Southwest and American Airlines celebrate the GOP tax plan with $1,000 bonuses for employees

Southwest and American Airlines celebrate the GOP tax plan with $1,000 bonuses for employees


American Airlines Southwest AirlinesDavid McNew/Getty Images

  • American and Southwest Airlines announced they will
    give $1,000 bonuses to employees in celebration of the GOP tax
    plan President Donald Trump signed into law last
    month.
  • The two airlines, which both announced their plans on
    Tuesday, cited the tax plan specifically, which, among other
    things, lowers the corporate tax rate from 35% to 21%.
  • Several other large corporations had touted similar
    employee bonuses immediately after Congress passed the Tax Cuts
    and Jobs Act on December 20.

Southwest and American Airlines have joined a handful of
corporate giants that have announced $1,000 employee bonuses
following the GOP tax overhaul that President Donald Trump signed
into law last month.

In a pair of press releases on Tuesday, both airlines
specifically cited sweeping new tax reforms that passed Congress
on December 20. Among other things, the legislation known as the
Tax Cuts and Jobs Act cuts the corporate tax rate from 35% to
21%.

American Airlines’ bonuses, given to employees at its mainline
and wholly owned regional carriers,
totals about $130 million
, according to the airline, which
said the money would arrive sometime in the first quarter of
2018. Southwest said all of its full-time and part-time employees

would receive their $1,000 on January 8
.

“We applaud Congress and the President for taking this action to
pass legislation, which will result in meaningful corporate
income tax reform for the transportation sector in general, and
for Southwest Airlines, in particular,” Southwest chairman and
CEO Gary Kelly said in a statement.

Additionally, the Dallas-based carrier said it would earmark $5
million for charitable causes.

The two airlines join a handful of large corporations that
announced $1,000 employee bonuses immediately following the tax
bill’s passage.
AT&T said it would dole out a total of $200 million
in
extra cash.
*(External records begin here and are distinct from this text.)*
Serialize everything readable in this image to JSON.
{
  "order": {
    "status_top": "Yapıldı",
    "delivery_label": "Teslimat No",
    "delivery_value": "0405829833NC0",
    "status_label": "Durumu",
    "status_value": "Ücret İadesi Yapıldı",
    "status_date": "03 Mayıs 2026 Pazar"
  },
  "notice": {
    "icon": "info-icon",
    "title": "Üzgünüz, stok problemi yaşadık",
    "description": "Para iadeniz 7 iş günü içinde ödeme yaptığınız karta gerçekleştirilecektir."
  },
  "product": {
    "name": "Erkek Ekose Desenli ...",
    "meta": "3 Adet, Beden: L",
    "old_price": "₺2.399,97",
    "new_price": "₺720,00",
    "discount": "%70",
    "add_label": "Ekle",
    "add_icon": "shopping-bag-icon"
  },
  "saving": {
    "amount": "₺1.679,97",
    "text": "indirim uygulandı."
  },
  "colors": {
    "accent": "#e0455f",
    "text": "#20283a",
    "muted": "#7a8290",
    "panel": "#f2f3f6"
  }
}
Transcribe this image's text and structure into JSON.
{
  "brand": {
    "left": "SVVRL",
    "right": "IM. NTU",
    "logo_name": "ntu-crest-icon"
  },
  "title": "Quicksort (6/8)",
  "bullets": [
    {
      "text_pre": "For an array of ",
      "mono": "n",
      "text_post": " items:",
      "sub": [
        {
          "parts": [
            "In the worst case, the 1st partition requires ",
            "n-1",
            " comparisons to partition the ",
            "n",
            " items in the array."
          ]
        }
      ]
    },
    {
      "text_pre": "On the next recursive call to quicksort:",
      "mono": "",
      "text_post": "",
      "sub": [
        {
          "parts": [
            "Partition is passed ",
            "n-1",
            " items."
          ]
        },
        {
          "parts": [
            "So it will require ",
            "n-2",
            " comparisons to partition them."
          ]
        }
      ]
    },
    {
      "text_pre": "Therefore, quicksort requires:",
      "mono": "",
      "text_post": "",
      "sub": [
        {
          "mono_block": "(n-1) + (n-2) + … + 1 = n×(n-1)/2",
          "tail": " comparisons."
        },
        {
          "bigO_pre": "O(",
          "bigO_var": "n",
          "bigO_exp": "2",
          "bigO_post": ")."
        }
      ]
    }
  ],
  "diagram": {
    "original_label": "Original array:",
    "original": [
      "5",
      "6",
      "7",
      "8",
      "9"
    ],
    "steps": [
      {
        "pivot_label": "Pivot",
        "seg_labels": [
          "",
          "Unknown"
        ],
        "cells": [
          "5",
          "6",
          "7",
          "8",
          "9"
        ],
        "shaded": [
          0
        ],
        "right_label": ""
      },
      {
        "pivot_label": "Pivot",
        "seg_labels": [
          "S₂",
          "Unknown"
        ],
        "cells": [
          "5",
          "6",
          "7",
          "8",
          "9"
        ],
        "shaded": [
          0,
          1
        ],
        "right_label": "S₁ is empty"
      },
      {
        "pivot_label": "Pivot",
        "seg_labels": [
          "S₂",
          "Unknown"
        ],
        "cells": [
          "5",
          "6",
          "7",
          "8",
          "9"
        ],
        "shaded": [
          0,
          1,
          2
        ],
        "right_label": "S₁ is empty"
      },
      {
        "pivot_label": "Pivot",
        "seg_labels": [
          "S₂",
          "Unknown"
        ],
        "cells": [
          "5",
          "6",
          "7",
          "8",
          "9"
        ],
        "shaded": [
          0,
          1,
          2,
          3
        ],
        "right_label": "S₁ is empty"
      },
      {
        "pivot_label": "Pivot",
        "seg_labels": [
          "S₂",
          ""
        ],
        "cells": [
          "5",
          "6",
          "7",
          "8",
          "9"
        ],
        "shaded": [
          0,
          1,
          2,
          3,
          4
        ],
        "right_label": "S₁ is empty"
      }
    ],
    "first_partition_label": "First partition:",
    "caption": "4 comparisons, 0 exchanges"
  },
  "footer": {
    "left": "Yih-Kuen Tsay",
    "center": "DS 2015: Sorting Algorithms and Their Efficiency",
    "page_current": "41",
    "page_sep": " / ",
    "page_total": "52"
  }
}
Bank of America
announced
it would put up $145 million.

The gestures
have received mixed reviews
as economic policy experts
sounded alarms about the GOP tax law’s potentially negative
effects. Former US Treasury secretary Jacob Lew
called the tax overhaul a “ticking time bomb”
on Tuesday, and
said the “very concentrated benefits for global corporations and
the top 1%” threatened to leave the US “broke.”